Featuring fresh takes and real-time analysis from HuffPost's signature lineup of contributors

Myra Chanin Headshot

Viagra, Boo! Yarsagumbu, Yeah!

Posted: Updated:

Chinese men have got to be the most dysfunctional -- make that sexually harried -- males alive, at least from an erectile standpoint; understandable in the glory days when Mandarins of means had more concubines on the premises than even Cuba's legendary Superman could easily service. The Chinese always preferred natural to chemically manufactured remedies for this problem. They may simply be unwilling to take a chance on getting a woody that lasts for more than four hours with no western docs around the palace. Remember, the treatment for many ailments in China still consists of inserting long twirling needles into your extremities.

The Chinese peculiar take on sexual stimulants has made many a species close to extinct, including happy Chinese upper class women who were crippled for centuries because their husbands/lords/masters found reeking-with-gangrene toes-tucked-under-bound-feet rubbing against their manhood a turn-on. Chinese demands for natural aphrodisiacs have also contributed to the endangered species status of the white rhinoceros -- whose diminishing number of ground up horns are still in demand for treating penile flaccidity -- and the near extinction of giant Pacific clams whose abductor muscles resemble female sex organs. 'Nuff said.

Fortunately there's a new natural remedy that requires the natural demise of another species called Yarsagumbu, aka Himalayan Viagra. The host creature is a mummified bat moth caterpillar which is invaded by a mushroom fungus in the high Himalayan pastures of Nepal, Bhutan, India and Tibet. The fungus buries itself in the insect's body and works its way out through the insect's head; drains the energy from the its body and kills it. The dead caterpillars are collected by local villagers in early spring, before the monsoon sweeps them away or poachers arrive.

Not only does this fungus supposedly give its adherents a massive dose of vigor, but it's given the Chinese economy a vigorous lift with prices for the top grade fetching $11,500 a pound. It has also turned peaceful Nepalese into murderers. A court in Nepal found six men guilty of murdering seven rivals in a fight over this fungus.
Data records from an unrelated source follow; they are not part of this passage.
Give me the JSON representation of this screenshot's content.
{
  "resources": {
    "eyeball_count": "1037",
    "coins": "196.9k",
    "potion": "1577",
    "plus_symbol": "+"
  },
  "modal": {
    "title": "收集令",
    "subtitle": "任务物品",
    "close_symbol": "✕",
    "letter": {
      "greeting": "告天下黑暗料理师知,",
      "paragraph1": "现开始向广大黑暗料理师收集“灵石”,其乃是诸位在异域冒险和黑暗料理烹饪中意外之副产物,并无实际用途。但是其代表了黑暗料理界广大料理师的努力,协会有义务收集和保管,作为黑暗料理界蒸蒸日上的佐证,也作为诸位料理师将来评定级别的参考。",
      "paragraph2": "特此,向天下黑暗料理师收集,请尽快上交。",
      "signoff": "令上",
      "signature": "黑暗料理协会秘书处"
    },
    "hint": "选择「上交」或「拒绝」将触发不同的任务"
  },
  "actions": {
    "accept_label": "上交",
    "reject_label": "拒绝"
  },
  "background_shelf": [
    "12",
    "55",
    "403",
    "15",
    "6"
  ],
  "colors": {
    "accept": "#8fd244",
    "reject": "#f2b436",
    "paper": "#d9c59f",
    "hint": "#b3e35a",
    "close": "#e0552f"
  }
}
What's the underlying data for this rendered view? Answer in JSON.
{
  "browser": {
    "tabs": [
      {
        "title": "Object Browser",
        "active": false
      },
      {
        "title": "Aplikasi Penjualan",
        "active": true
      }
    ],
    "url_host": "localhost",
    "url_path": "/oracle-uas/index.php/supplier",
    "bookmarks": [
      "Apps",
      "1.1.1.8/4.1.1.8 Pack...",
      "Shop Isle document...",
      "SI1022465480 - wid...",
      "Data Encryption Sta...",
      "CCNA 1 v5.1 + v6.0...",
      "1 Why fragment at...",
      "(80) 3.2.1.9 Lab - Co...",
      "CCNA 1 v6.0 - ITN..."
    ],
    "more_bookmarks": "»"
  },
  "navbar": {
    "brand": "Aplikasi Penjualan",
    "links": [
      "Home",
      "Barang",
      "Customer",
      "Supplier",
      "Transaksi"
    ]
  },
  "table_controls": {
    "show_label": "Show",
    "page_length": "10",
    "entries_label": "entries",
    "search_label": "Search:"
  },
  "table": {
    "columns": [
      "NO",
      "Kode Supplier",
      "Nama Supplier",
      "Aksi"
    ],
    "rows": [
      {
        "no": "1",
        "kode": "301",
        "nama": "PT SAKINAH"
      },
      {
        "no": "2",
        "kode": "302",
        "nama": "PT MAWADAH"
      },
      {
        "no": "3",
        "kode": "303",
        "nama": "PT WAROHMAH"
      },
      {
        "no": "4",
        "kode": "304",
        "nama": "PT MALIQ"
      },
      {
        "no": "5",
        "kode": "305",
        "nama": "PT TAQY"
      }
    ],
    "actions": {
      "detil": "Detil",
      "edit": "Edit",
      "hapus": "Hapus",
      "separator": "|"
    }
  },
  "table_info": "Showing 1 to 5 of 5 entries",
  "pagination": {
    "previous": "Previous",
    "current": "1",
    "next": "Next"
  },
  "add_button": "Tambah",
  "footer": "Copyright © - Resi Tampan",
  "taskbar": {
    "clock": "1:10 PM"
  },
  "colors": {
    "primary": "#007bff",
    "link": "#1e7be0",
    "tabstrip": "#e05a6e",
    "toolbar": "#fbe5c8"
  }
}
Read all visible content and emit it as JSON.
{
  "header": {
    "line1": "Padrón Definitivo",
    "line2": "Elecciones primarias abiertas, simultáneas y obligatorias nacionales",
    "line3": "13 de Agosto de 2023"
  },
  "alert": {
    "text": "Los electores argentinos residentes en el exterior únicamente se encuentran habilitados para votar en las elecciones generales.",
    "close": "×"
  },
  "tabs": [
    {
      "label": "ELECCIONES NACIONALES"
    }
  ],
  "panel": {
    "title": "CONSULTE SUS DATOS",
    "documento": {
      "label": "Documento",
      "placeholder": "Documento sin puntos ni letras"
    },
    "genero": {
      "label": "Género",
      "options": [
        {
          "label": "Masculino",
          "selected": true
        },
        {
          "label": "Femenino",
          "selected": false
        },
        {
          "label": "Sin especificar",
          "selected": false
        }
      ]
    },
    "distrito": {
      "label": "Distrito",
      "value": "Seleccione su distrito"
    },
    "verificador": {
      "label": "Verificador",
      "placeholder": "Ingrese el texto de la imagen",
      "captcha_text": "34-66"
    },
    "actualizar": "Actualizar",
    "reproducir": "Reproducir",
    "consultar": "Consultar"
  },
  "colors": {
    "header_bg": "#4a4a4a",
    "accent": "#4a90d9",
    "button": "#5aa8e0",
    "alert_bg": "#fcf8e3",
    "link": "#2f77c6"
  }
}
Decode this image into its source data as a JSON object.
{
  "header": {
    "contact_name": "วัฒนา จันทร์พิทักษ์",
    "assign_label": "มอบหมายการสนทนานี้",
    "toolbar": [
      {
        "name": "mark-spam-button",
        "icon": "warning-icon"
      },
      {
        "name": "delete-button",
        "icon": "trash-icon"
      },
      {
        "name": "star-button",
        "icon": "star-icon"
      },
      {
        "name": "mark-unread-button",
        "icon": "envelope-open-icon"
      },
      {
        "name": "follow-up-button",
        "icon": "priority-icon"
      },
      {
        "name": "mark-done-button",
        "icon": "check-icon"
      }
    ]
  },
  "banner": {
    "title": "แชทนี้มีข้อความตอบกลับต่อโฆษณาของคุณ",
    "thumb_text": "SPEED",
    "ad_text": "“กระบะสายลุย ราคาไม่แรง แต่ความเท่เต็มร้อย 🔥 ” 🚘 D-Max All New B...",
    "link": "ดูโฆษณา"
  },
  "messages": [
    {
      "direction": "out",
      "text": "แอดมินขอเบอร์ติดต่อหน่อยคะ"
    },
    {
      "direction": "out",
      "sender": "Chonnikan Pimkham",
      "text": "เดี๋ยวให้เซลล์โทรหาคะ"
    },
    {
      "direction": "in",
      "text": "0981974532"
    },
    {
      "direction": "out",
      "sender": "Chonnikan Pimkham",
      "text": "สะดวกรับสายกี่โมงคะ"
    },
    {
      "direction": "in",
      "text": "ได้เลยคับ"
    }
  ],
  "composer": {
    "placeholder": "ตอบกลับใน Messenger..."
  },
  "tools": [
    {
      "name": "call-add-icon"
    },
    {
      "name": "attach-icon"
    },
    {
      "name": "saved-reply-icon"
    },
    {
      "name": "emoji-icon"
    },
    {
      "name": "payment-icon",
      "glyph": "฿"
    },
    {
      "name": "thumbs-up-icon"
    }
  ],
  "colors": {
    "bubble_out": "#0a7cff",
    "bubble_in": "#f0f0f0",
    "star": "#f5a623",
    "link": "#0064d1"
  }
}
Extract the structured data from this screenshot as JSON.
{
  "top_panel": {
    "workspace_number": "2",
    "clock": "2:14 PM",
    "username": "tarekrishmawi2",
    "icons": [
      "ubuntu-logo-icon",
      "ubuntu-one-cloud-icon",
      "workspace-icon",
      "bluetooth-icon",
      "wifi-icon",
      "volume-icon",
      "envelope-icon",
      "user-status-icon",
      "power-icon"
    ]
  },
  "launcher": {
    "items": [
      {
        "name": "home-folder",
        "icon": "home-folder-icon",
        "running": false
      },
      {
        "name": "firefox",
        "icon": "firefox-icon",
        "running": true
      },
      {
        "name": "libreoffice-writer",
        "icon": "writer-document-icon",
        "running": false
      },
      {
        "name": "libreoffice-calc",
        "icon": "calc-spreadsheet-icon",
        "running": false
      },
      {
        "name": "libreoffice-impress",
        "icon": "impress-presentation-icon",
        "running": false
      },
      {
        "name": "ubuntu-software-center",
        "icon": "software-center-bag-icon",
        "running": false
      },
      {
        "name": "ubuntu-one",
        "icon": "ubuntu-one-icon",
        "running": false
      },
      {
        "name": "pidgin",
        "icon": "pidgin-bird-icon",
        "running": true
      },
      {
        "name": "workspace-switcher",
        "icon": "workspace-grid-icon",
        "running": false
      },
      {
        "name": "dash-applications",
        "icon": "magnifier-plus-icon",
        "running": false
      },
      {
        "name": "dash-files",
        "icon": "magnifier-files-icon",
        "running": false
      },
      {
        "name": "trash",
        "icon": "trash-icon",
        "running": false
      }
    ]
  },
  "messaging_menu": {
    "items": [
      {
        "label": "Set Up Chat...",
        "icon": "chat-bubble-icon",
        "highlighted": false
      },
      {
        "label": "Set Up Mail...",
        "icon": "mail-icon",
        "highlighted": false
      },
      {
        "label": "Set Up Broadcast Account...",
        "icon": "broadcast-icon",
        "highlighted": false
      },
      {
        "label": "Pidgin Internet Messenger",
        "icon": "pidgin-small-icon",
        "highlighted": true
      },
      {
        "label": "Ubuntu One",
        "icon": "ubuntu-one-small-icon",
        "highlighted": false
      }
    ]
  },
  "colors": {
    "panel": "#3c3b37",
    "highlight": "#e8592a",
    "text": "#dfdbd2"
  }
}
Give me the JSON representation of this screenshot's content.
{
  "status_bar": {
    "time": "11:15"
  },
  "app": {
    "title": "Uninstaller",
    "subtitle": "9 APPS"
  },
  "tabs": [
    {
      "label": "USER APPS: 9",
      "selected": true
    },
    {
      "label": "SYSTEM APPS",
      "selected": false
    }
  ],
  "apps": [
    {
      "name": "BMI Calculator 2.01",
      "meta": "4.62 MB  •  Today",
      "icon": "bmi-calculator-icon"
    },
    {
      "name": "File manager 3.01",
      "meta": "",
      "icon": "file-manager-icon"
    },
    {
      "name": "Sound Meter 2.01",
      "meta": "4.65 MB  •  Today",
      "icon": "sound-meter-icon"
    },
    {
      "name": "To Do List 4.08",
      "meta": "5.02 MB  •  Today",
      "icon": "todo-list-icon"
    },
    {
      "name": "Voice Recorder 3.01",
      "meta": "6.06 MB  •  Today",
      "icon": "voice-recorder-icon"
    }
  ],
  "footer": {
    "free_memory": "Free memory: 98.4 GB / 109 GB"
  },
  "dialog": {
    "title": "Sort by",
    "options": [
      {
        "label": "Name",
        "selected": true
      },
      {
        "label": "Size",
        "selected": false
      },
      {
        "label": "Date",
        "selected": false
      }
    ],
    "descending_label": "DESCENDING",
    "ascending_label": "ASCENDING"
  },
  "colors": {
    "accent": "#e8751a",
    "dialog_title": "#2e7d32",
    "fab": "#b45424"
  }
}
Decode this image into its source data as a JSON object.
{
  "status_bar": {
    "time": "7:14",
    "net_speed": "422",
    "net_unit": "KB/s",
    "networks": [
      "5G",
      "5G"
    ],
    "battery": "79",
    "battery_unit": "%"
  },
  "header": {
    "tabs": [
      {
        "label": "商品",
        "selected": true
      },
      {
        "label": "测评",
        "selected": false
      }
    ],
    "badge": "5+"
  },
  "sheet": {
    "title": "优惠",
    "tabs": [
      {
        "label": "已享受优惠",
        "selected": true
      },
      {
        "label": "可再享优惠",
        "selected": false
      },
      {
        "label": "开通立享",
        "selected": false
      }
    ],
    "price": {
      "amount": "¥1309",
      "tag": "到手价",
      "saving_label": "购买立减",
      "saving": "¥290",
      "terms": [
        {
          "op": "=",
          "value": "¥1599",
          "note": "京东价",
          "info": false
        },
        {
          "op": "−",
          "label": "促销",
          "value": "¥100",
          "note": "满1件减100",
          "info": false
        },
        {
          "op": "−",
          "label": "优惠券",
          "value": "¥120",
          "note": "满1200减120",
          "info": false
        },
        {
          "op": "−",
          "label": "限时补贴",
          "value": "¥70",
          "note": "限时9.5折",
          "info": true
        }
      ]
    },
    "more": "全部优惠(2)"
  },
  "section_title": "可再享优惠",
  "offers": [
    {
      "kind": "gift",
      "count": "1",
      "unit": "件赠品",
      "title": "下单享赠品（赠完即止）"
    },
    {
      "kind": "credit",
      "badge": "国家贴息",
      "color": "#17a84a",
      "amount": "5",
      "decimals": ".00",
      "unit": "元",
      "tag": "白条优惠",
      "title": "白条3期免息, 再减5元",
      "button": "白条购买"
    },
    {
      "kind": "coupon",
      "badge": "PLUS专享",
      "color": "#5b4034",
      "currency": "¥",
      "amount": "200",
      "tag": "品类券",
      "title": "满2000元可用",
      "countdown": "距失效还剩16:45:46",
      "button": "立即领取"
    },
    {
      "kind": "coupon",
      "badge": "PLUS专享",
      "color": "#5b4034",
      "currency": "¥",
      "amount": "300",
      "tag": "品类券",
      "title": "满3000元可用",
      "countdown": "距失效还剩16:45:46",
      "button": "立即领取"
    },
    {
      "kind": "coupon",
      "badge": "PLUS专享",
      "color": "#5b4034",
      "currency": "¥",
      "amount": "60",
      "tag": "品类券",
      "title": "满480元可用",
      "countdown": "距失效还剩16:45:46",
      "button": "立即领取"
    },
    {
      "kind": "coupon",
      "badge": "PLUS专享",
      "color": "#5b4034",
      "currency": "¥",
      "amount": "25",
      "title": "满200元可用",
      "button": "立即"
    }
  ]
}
So what else is new? Near every natural aphrodisiac you'll find an endangered species. Let's hope in this case it isn't the Nepalese.

In any case, it's available in New York for $800+ an ounce. Sounds like Bargain City to me. Incidentally, this fungus was relatively unknown to the West until 1993 when it was given credit for the success of the Chinese women's record-setting track team, along with turtle blood. Bet on the Chinese in the coming Olympics. No western athlete will want to win that badly.